Expression and purification of a recombinant antibacterial peptide, cecropin, from Escherichia coli

Insect cecropins are small basic polypeptides synthesized in fat body and hemocytes in response to bacterial infections or hypodermic injuries. To explore a new approach for high expression of soluble cecropin in Escherichia coli cells, we fused the sequence encoding Musca domestica mature cecropin (named Mdmcec) in-frame to thioredoxin (TRX) gene to construct an expression vector pTRX-6His-Mdmcec. An enterokinase cleavage site was introduced between the 6xHis-tag and Mdmcec to facilitate final release of the recombinant Mdmcec. The fusion protein TRX-6His-Mdmcec was purified successfully by HisTrap HP affinity column and a high yield of 48.0mg purified fusion protein was obtained from 1L culture. Recombinant Mdmcec was readily obtained by enterokinase cleavage of the fusion protein followed by HPLC chromatography, and 11.2mg pure active recombinant Mdmcec was obtained from 1L E. coli culture. The molecular mass of recombinant Mdmcec determined by electrospray ionization-mass spectrometry (ESI-MS) is identical to that of native cecropin. Analysis of recombinant Mdmcec by circular dichroism (CD) indicated that recombinant Mdmcec contained predominantly alpha-helix with some random coil. Antimicrobial activity assays demonstrated that recombinant Mdmcec had a broad spectrum of activity against fungi, Gram-positive and negative bacteria. The procedure described in this study will provide a reliable and simple method for production of different cationic peptides for biological studies.

Expression of recombinant hybrid peptide cecropinA(1-8)-magainin2(1-12) in Pichia pastoris: purification and characterization

Hybrid antibacterial peptide CA-MA (cecropinA(1-8)-magainin2(1-12)) is a linear cationic peptide that has potent antimicrobial properties without hemolytic activity. To explore a new approach of expression of hybrid peptide CA-MA in methylotrophic yeast, Pichia pastoris, the gene of CA-MA was obtained by recursive PCR (rPCR) and cloned into the vector pPICZalpha-A. The SalI-linearized plasmid pPICZalpha-CA-MA was transformed into P. pastoris SMD1168 by electroporation. The expression was induced for 96h with 1.0% methanol at 28 degrees C, pH 5.0. Recombinant CA-MA was purified by reversed-phase HPLC and 22 mg pure active CA-MA was obtained from 1L fermentation culture. Tricine-SDS-PAGE indicated that recombinant CA-MA protein molecular weight is 2.6 kDa. Mass spectrometry of purified CA-MA demonstrated a single large signal for the molecular ion [M+2H+](2+) at 1281.07 m/z, identical to that of the putative protein (2.56 kDa).

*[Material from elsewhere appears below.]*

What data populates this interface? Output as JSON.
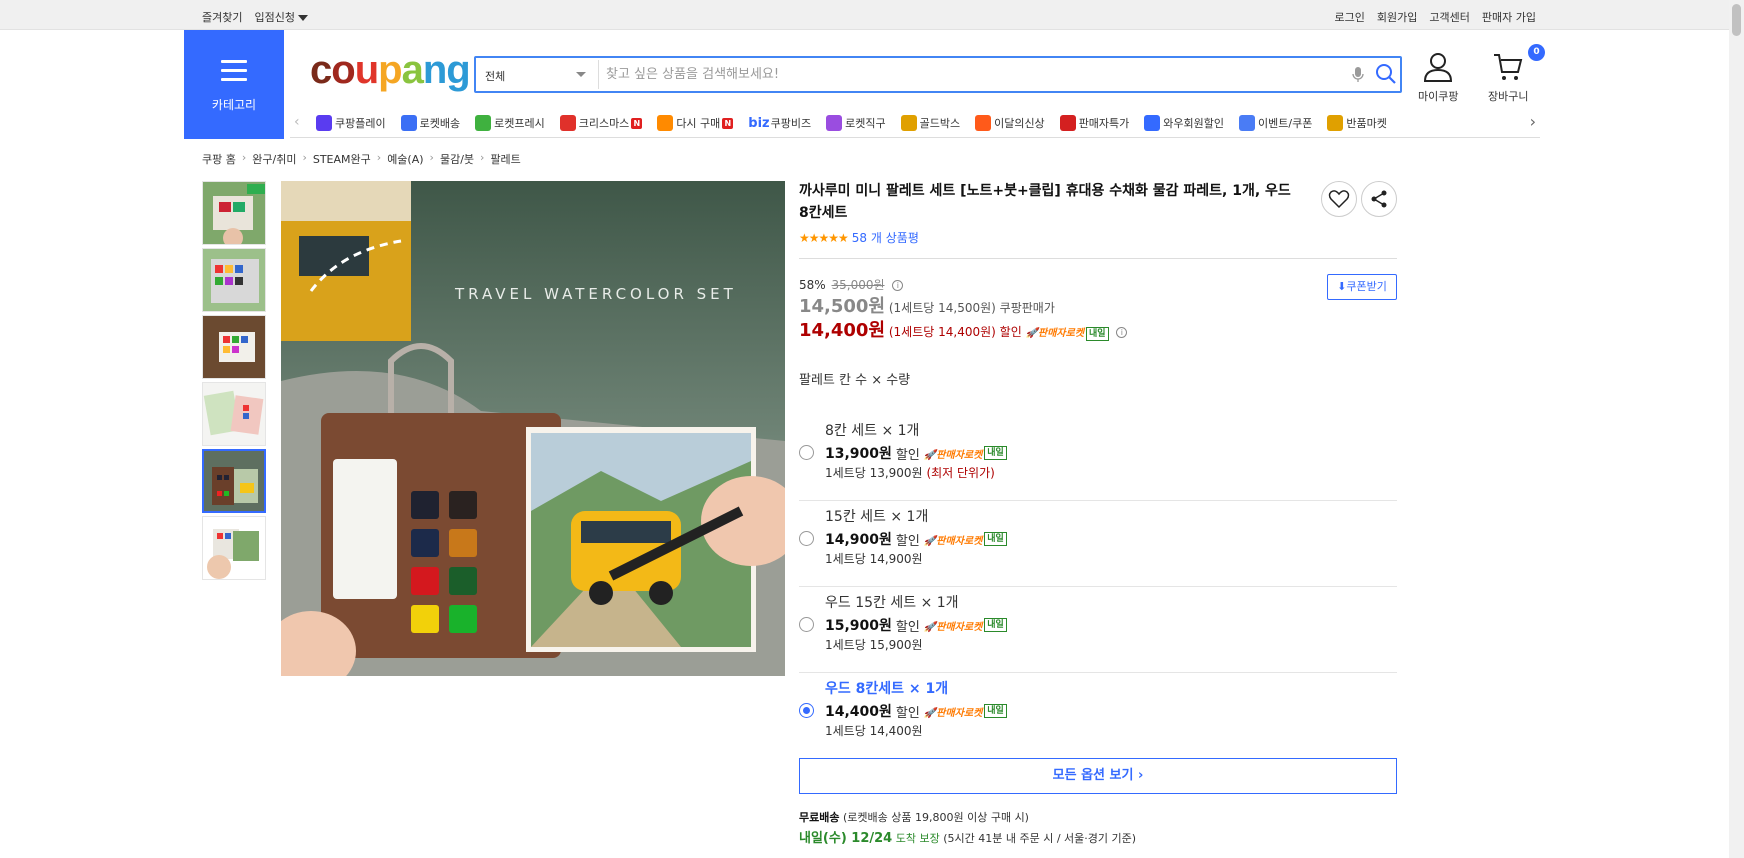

Antimicrobial assays showed that CA-MA has a broad spectrum of antimicrobial property against fungi, as well as Gram-positive and Gram-negative bacteria. This is the first report on the heterologous expression of a hybrid antibacterial peptide with molecular weight below 3.0 kDa in P. pastoris. Our results demonstrate that functional CA-MA can be produced in sufficient quantities using P. pastoris for use in further studies on functionality and diagnostic applications.